On November 12, 2019, more than 300 employees at the BLM's headquarters in Washington D.C. received letters saying they had 30 days to decide whether to move to Grand Junction, Colorado, or other regional offices, or lose their jobs. For those electing to keep their jobs, they were given 90 days to move. Consequently, on its current trajectory, the BLM headquarters in D.C. will be liquidated, decentralized, and relocated by the end of March in 2020.

This move is part of a broader plan announced by the Department of Interior Secretary David Bernhardt in July, under the auspices that the lion's share of the nearly 250 million acres managed by the United States Department of Interior Bureau of Land Management ("BLM") are in the West. This plan has received political pushback from Democrats in the form of threats and proposed legislation limiting or reducing funding to frustrate or impede the relocation of BLM's headquarters.

To those that do not interact with the BLM, the question of "who cares," or more aptly "why should I care," is fair.

To answer this question, it is important to understand the sheer scale of lands administered by the BLM. These are public lands owned by the federal government that are not otherwise set aside for a specific purpose, such as a National Park or Wildlife Refuge. The BLM manages and controls about 12% of the total landmass in the United States, or an area slightly less than the size of Texas. The quality and use of these lands varies widely, ranging from national monuments and conservation areas to recreation lands; from wild, open spaces to forests and mountains; from rangelands to Arctic tundra; from wetlands and river valleys, to desert landscapes, to areas with vast and abundant mineral resources. Summarily, these are public lands, valuable to the country owned by all of us.

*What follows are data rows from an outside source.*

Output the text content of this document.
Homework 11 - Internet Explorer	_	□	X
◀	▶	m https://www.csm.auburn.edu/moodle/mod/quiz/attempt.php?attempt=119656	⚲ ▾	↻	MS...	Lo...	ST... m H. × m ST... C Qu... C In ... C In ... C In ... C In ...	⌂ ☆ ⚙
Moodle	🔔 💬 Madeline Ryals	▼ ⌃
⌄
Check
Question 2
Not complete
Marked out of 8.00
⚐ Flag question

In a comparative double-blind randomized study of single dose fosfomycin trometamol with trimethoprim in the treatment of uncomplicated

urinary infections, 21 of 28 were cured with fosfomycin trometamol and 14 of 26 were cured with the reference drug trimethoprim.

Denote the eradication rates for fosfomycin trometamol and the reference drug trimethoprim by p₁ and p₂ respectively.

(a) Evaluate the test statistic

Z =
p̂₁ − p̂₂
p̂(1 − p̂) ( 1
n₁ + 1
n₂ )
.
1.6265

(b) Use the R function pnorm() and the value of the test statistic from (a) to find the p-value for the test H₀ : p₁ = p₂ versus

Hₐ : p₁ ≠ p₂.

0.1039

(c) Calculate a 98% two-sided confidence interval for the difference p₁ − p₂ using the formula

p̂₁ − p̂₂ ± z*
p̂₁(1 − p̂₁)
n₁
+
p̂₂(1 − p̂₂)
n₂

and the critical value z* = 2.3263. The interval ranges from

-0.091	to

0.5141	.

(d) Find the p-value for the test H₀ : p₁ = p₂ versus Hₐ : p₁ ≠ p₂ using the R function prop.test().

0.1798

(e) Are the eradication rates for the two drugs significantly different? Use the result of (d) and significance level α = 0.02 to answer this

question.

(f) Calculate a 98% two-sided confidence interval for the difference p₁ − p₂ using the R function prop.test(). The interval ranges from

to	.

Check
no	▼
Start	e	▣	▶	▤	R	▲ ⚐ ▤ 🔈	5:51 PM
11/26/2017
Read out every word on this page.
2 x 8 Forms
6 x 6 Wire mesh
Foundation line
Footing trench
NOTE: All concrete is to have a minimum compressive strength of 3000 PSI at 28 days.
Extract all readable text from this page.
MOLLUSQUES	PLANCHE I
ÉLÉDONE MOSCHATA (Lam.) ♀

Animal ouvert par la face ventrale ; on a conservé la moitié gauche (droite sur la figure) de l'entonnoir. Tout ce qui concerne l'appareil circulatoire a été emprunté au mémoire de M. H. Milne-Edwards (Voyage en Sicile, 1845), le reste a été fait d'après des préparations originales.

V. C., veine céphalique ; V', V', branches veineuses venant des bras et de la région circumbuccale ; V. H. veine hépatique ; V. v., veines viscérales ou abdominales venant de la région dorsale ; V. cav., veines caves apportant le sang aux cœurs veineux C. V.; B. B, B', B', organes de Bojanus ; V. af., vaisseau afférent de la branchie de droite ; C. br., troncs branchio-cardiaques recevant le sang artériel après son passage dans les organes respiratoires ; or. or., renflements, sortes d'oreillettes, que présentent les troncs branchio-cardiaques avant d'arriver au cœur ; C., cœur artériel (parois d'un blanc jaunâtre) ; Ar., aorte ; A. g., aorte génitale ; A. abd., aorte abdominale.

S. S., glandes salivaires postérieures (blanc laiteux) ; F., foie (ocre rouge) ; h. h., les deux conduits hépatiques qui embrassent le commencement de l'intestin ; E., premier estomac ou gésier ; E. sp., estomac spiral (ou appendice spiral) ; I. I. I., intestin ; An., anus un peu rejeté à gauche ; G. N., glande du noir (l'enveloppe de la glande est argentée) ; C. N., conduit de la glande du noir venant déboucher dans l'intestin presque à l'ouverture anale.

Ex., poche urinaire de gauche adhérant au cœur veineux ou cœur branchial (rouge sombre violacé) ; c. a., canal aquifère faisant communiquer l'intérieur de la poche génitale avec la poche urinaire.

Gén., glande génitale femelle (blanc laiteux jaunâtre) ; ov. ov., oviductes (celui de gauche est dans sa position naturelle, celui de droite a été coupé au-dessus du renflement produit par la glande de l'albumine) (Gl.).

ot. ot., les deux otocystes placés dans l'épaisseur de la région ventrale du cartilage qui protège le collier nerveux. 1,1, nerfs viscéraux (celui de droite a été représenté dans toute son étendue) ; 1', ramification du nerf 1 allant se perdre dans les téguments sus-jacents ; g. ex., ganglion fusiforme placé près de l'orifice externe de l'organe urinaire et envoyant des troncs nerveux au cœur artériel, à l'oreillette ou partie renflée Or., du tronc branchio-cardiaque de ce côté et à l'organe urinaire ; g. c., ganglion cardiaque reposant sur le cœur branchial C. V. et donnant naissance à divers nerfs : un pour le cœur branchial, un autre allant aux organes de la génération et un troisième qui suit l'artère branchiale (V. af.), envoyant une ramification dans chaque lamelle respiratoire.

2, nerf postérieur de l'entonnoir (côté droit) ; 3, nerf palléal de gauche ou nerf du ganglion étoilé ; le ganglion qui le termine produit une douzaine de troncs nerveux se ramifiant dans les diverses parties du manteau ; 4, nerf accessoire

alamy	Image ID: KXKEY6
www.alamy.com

However, this does not really do the volume of land justice, as the percentages are much higher in the "West." For example, in Arizona the Federal Government administers nearly 40% of all lands within the state, in Nevada it is about 62%, in Colorado about 35%, but in Georgia, the BLM administers only about 5.5% of lands.

This discrepancy in administration accounts for Secretary Bernhardt's reasoning to let the headquarters be closer to those most impacted by the agency. But, it is worth noting that Secretary Bernhardt's relocation aspirations have "unintended consequences," and implications beyond just transplanting high-level BLM officials from D.C. to Colorado Springs or other western offices.

Obviously, uprooting dedicated agency personnel and their families should be given appropriate weight and consideration. But, why should anyone not directly impacted by the move care? Having read several pieces touching on the issue, both left and right leaning, both in support and opposition of the move, the answer is not clear.

The articles opposed to the relocation focus on the "lack of a reason for the move," saying it is "unprecedented," and equate the same to a nefarious, ill-defined, plot to wreak havoc on the environment, vis-à-vis a blanket relaxation of regulation over public lands. The law is the law, and the Courts are untethered to the whims of political posturing and agency relocations. So an ill-defined "parade of horribles" is difficult to follow or buy into for anyone that actually interfaces with the BLM.

The articles supporting the re-location focus on the need to have regulators closer to the regulated land. Most estimates place about 97% of all BLM personnel near where the lands are administered and impacted, so relocation will not really change the regulators' proximity to the regulated land in any meaningful sense.

So does it really matter? As a practitioner that works closely with the BLM, I believe it absolutely does, for a few simple reasons:

  • Several of the relevant agency manuals and regulations reference the "Washington Office," or "WO," and specific roles within the same. Nobody has addressed what happens when those roles are dissolved and reborn, creating a "known unknown" of uncertainty. Whether you are an environmental crusader or a mining company looking to expand operations, your point of contact will be both unknown and unknowable for some undefined period.
  • The BLM officials are subject-matter experts, and having them near political appointees and politicians helps ensure fair, full, and adequate decision making as to the use of public lands. Removing these subject-matter experts from Washington has a risk of diluting the quality of decision making where a political appointee at the Department of Interior would no longer have easy access to institutional knowledge and real-world subject-matter expertise. Well thought out decisions by the DOI are important, as they reduce court intervention and thus improve efficiency in the overall resource management of public lands.
  • Any massive move, from office logistics to personnel securing new housing, will cause delays. People will not be as available. Resources, like hard copies of files and maps, will not be as readily accessible. There is simply no way to have a quick and forced re-location without having unintended delays. Those delays will lead to delays in decision making, and the meeting of timing mandates for permitting decisions.

Currently, only two viable solutions exist: (1) delay the move, and spread it out over multiple years, with the relocation of personnel and discrete functions being relocated on an incremental basis to allow redundancy in Washington during the move; (2) scrap the move, or modify the move to only re-locate a specific sub-set of the BLM to Colorado Springs and allow the majority of the BLM Headquarters to remain in Washington. Either approach could avoid the problems outlined above. It remains to be seen how the 90-day move period will truly be implemented, and the true scope of unintended consequences, but in the interim, my sympathy goes out to those BLM officials forced to relocate or lose their jobs.